New research shows bats have complex skills to deal with ’clutter’

A little clutter on the way to the refrigerator might mean taking a few extra seconds to navigate your way to a late night snack. For a bat flying around in the dark searching for a meal of insects, the “clutter” of things like leaves and trees could mean missing out on a tasty morsel of dinner altogether.

A bat finds its way around with sound rather than sight. Using a sensory process called echolocation, the bat emits ultrasonic pulses that hit objects like leaves, trees, and insects, and bounce back to the bat to tell it what’s in the vicinity. When an echo returns from “clutter” at the same time a sound bounces back from an insect, the bat has a real challenge figuring out where the bug is.

In an article published in the open access journal PLoS Biology, University of Maryland psychology professor Cynthia Moss reports on new research that shows bats have methods for echolocating food in “clutter” that may be more complex than scientists have thought.

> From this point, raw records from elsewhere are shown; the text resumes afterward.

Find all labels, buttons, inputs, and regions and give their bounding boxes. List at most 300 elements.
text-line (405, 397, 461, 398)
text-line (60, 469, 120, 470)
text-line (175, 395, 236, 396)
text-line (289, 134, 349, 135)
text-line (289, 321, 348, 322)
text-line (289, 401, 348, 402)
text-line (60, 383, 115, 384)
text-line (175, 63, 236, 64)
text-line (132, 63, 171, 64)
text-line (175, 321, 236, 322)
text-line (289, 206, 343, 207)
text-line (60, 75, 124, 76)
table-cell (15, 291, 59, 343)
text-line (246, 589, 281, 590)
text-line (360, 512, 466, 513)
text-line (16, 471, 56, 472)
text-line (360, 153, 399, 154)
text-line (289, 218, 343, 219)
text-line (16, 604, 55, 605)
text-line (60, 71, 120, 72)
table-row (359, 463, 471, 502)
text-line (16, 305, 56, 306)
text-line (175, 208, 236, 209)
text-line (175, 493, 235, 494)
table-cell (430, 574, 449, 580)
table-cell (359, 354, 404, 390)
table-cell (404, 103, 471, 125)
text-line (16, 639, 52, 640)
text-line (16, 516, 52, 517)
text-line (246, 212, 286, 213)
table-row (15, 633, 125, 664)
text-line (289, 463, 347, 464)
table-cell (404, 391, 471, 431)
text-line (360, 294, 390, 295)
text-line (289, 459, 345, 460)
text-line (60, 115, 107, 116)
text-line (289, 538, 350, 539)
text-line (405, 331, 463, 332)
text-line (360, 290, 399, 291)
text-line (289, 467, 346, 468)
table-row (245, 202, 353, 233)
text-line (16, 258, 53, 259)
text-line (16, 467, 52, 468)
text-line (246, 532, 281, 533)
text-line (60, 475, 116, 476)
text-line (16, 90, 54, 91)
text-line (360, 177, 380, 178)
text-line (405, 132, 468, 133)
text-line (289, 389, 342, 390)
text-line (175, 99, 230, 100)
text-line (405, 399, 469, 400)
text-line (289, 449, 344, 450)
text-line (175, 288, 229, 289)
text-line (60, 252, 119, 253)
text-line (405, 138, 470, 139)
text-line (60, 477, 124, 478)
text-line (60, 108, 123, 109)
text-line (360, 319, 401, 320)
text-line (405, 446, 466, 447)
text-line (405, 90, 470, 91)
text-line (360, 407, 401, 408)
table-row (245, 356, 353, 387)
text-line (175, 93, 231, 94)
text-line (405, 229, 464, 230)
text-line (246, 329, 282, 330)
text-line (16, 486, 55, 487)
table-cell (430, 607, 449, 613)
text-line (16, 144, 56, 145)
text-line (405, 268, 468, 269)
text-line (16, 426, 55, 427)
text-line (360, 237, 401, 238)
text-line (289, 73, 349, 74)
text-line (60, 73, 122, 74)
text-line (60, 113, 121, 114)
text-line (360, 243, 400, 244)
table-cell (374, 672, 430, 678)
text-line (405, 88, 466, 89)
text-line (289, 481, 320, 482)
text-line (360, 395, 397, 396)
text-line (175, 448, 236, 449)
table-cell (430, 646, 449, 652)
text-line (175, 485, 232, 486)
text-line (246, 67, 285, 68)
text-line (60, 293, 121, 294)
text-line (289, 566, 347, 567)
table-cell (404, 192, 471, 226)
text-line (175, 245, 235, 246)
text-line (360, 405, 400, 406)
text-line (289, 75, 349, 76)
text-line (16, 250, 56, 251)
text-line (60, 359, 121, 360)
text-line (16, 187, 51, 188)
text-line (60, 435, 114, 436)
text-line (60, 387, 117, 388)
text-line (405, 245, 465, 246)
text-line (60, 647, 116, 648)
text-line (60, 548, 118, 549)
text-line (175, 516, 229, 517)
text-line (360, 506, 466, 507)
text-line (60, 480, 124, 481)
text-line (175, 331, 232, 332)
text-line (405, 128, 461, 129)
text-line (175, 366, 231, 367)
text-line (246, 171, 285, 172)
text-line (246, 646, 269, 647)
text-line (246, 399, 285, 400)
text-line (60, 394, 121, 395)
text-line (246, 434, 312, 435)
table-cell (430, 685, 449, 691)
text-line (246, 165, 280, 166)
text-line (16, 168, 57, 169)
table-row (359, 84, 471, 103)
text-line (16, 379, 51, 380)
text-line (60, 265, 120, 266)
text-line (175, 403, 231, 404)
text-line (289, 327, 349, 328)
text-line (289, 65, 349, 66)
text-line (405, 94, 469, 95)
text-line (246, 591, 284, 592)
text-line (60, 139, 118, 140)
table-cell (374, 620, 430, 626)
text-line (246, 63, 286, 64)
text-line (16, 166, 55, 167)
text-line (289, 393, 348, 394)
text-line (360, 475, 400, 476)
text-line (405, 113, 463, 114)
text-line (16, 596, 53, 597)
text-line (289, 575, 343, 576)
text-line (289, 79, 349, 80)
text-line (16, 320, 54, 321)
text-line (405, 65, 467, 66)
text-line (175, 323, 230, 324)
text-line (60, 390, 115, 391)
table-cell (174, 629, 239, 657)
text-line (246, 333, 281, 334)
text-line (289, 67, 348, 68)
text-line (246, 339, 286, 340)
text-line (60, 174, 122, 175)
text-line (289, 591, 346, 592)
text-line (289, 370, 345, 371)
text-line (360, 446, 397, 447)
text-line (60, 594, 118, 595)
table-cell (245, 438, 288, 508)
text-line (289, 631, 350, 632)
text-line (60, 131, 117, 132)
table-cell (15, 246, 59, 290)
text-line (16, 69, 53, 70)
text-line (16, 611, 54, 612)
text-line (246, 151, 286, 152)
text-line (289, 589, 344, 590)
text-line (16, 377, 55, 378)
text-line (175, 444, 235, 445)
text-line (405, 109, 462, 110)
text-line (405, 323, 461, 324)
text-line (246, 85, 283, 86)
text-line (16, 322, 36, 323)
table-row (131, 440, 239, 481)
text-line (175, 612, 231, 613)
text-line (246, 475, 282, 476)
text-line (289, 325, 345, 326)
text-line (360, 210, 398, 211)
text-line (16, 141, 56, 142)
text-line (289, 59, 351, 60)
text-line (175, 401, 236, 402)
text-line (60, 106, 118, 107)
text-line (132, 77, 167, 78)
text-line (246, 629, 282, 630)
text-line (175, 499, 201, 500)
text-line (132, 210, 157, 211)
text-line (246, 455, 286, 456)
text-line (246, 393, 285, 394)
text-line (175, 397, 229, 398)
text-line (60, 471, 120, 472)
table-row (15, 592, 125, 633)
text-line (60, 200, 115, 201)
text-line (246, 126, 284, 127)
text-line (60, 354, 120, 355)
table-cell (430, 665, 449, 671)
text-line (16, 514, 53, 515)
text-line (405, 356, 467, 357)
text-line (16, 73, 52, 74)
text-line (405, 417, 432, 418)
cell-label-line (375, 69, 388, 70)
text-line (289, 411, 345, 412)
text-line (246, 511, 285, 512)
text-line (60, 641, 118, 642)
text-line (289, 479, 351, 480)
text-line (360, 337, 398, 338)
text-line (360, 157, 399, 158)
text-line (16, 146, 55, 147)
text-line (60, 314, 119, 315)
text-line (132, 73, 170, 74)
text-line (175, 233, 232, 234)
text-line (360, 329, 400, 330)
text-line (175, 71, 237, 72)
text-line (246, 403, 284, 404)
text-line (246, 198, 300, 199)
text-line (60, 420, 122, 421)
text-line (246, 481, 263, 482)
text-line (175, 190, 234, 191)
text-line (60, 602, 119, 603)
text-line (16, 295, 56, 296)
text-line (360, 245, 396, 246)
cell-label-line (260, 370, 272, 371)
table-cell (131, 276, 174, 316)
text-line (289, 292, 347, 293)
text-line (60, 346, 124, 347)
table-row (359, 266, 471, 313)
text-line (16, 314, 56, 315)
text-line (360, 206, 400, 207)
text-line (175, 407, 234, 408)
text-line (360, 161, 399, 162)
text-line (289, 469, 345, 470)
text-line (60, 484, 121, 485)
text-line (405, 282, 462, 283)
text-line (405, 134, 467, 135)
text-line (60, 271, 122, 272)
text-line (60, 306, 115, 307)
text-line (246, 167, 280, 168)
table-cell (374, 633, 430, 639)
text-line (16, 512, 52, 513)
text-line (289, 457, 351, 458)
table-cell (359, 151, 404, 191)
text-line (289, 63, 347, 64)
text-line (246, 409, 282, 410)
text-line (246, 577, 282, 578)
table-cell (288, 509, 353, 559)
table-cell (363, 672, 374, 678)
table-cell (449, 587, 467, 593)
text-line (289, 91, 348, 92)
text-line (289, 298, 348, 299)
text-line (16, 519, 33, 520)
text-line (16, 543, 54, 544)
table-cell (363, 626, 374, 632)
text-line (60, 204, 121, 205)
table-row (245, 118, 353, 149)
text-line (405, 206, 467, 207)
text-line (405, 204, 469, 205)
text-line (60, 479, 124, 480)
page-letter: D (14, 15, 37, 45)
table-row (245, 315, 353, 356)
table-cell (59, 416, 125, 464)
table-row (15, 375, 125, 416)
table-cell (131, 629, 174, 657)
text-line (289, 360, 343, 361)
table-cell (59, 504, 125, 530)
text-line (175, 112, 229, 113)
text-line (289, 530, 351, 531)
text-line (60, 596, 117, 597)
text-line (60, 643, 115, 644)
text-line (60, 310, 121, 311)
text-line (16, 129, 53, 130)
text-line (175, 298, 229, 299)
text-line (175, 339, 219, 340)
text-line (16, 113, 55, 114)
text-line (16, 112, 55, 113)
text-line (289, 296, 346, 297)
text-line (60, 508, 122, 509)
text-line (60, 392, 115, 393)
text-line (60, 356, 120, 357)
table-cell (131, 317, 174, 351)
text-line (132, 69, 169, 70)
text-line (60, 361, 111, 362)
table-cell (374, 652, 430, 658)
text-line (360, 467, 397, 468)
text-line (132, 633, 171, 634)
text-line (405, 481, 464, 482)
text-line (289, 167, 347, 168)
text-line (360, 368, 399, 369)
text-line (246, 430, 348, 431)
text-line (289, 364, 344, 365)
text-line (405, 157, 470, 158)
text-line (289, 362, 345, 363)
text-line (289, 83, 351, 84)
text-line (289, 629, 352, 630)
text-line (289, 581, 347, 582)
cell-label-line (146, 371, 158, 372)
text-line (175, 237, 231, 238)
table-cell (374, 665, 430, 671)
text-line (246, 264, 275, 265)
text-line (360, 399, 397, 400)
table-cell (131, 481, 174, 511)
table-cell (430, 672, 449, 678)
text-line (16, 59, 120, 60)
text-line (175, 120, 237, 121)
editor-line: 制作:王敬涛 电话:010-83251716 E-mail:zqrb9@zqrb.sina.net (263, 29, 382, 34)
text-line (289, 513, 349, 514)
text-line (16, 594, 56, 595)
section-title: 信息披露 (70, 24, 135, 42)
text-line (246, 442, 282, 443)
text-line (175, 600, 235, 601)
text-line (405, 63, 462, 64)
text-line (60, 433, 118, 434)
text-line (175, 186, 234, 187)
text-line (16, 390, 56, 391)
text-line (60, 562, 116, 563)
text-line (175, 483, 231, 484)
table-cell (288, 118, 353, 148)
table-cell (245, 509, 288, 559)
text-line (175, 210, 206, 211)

In its hunt for prey, a bat flies around at high speeds, emitting pulses of varying pitches and speeds. Using an array of high-speed infrared cameras and strategically placed microphones in the “Batlab,” Moss’s team was able to match slowed video and audio recordings of the bat’s echolocation activity and corresponding movement as it pursued an insect tethered to a string. The insect could be out in the open, or nestled in among leaves.

“We have found that bats adjust the timing of their sounds when they encounter clutter, and they seem to ’strobe’ the world with sound,” says Moss. As the bat gets closer to what could be an insect, it sends out an array of quick repetitive pulses, called sonar strobe groups. Finally, when it has locked onto the bug, right before scooping it up, the bat shoots a rapid fire series of sounds called the final buzz.

“In each case we found that the bats spent more time strobing when the insect was positioned near a plant, a strong indication that they used sonar strobe groups to try to distinguish the insect from the background clutter,” Moss says. “They also varied the intervals between pulses in the strobe group, depending on the distance between the prey and clutter.”

“Most importantly,” says Moss, “the results of this study clearly show that bats control the timing of their calls to directly influence the patterns of echoes used for perception.” This work nicely highlights a growing body of evidence from a variety of species, including humans, for the necessity of active participation in sensing the world.